Project area Amvrakikos

Amvrakikos Gulf is semi-closed sea in the north-west part of Greece. It is watered by plenty of fresh waters and sediments, thanks to the rivers Arachthos, Louros, Vovos and Krikeliotis. It has a warm climate, shallow waters, many lagoons of a small depth and marshlands. All these favour the development of local flora and fauna, making the gulf one the most important wetlands of Europe.

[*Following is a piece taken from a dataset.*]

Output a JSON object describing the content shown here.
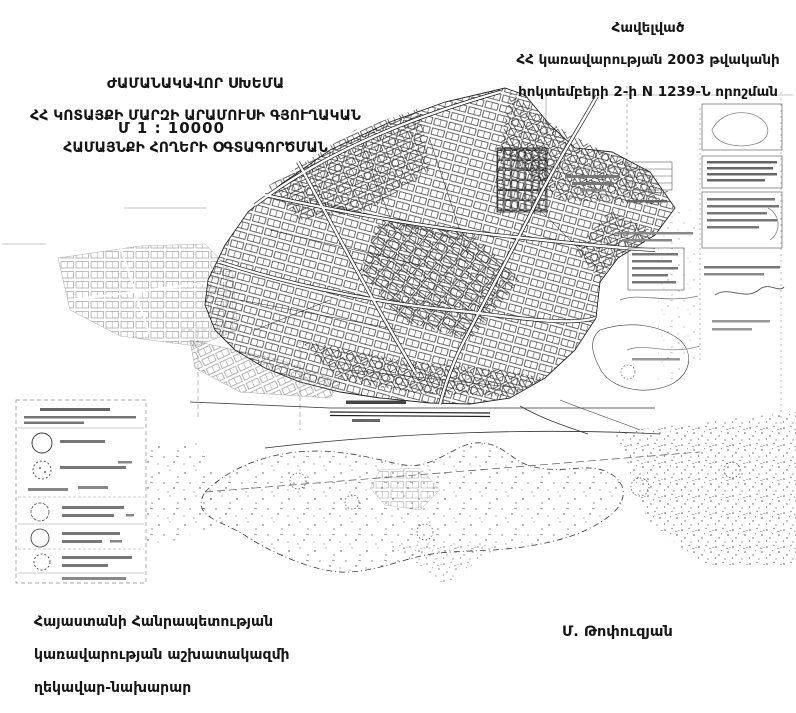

ARCHELON’s activity the past years has confirmed a significant presence of turtles in the area, especially near the estuaries of the rivers in the north-east part of the Gulf, although there has not been a record of a nesting site within the Gulf.

amvrakikos1Protection of the region
The ecosystem of the Amvrakikos gulf is one of the 11 wetland regions of our country that have been characterized “of international importance” and are protected by the international treaty RAMSAR.

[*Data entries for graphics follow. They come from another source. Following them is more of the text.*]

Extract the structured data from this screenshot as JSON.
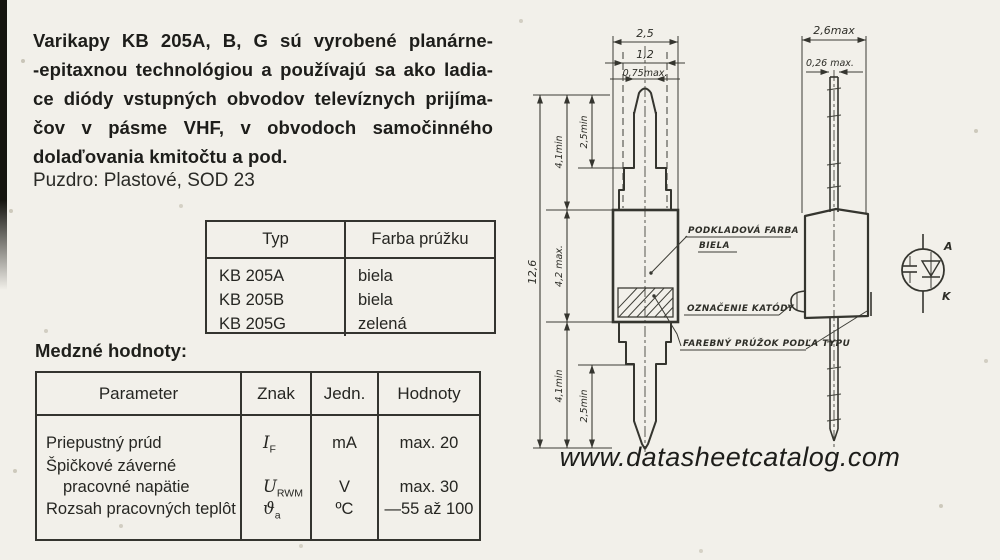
{
  "colors": {
    "paper": "#f2f0ea",
    "ink": "#22221f"
  },
  "intro_lines": [
    "Varikapy KB 205A, B, G sú vyrobené planárne-",
    "-epitaxnou technológiou a používajú sa ako ladia-",
    "ce diódy vstupných obvodov televíznych prijíma-",
    "čov v pásme VHF, v obvodoch samočinného",
    "dolaďovania kmitočtu a pod."
  ],
  "package_line": "Puzdro: Plastové, SOD 23",
  "type_table": {
    "col_typ": "Typ",
    "col_farba": "Farba prúžku",
    "rows": [
      {
        "typ": "KB 205A",
        "farba": "biela"
      },
      {
        "typ": "KB 205B",
        "farba": "biela"
      },
      {
        "typ": "KB 205G",
        "farba": "zelená"
      }
    ]
  },
  "limits": {
    "heading": "Medzné hodnoty:",
    "col_parameter": "Parameter",
    "col_znak": "Znak",
    "col_jedn": "Jedn.",
    "col_hodnoty": "Hodnoty",
    "row1": {
      "param": "Priepustný prúd",
      "sym": "I",
      "sub": "F",
      "unit": "mA",
      "val": "max. 20"
    },
    "row2": {
      "param_line1": "Špičkové záverné",
      "param_line2": "pracovné napätie",
      "sym": "U",
      "sub": "RWM",
      "unit": "V",
      "val": "max. 30"
    },
    "row3": {
      "param": "Rozsah pracovných teplôt",
      "sym": "ϑ",
      "sub": "a",
      "unit": "ºC",
      "val": "—55 až 100"
    }
  },
  "front_view": {
    "dim_width_body": "2,5",
    "dim_width_step": "1,2",
    "dim_width_lead": "0,75max.",
    "dim_total": "12,6",
    "dim_lead_top": "4,1min",
    "dim_tip_top": "2,5min",
    "dim_body": "4,2 max.",
    "dim_lead_bottom": "4,1min",
    "dim_tip_bottom": "2,5min",
    "callout_base_line1": "PODKLADOVÁ FARBA",
    "callout_base_line2": "BIELA",
    "callout_cathode": "OZNAČENIE KATÓDY",
    "callout_stripe": "FAREBNÝ PRÚŽOK PODĽA TYPU"
  },
  "side_view": {
    "dim_width": "2,6max",
    "dim_thickness": "0,26 max."
  },
  "symbol": {
    "anode": "A",
    "cathode": "K"
  },
  "watermark": "www.datasheetcatalog.com"
}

Due to the rarity of the morphology of the area, and also due to the presence of rare and endangered species, the wetlands have been included in the NATURA 2000 Network, the Barcelona convention (a convention on the protection of the Mediterranean Sea from pollution) and is protected by virtue of the Berne convention (regarding the conservation of European wildlife and natural habitats) and the Bonne convention.

The need to protect and preserve the area’s unique ecosystem, has led to the establishment of the National Park and the Amvrakikos Management Body, in 2008, that specifies usages, conditions and restrictions for the terrestrial, aquatic and sea regions of the Amvrakikos Gulf.

amvrakikos2The work of ARCHELON
ARCHELON has been monitoring the area for the past decade in order to research the turtle presence by spotting, tagging and satellite tracking the population.

Last year’s positive data has led us to establish a full season project in the area for the first time, in order to gather more information on the population’s activity. The field work consists of turtle monitoring and raising public awareness in the local community. Volunteers will have a closed contact with the turtles as they will be trained to spot and capture them in order to gather all the data needed.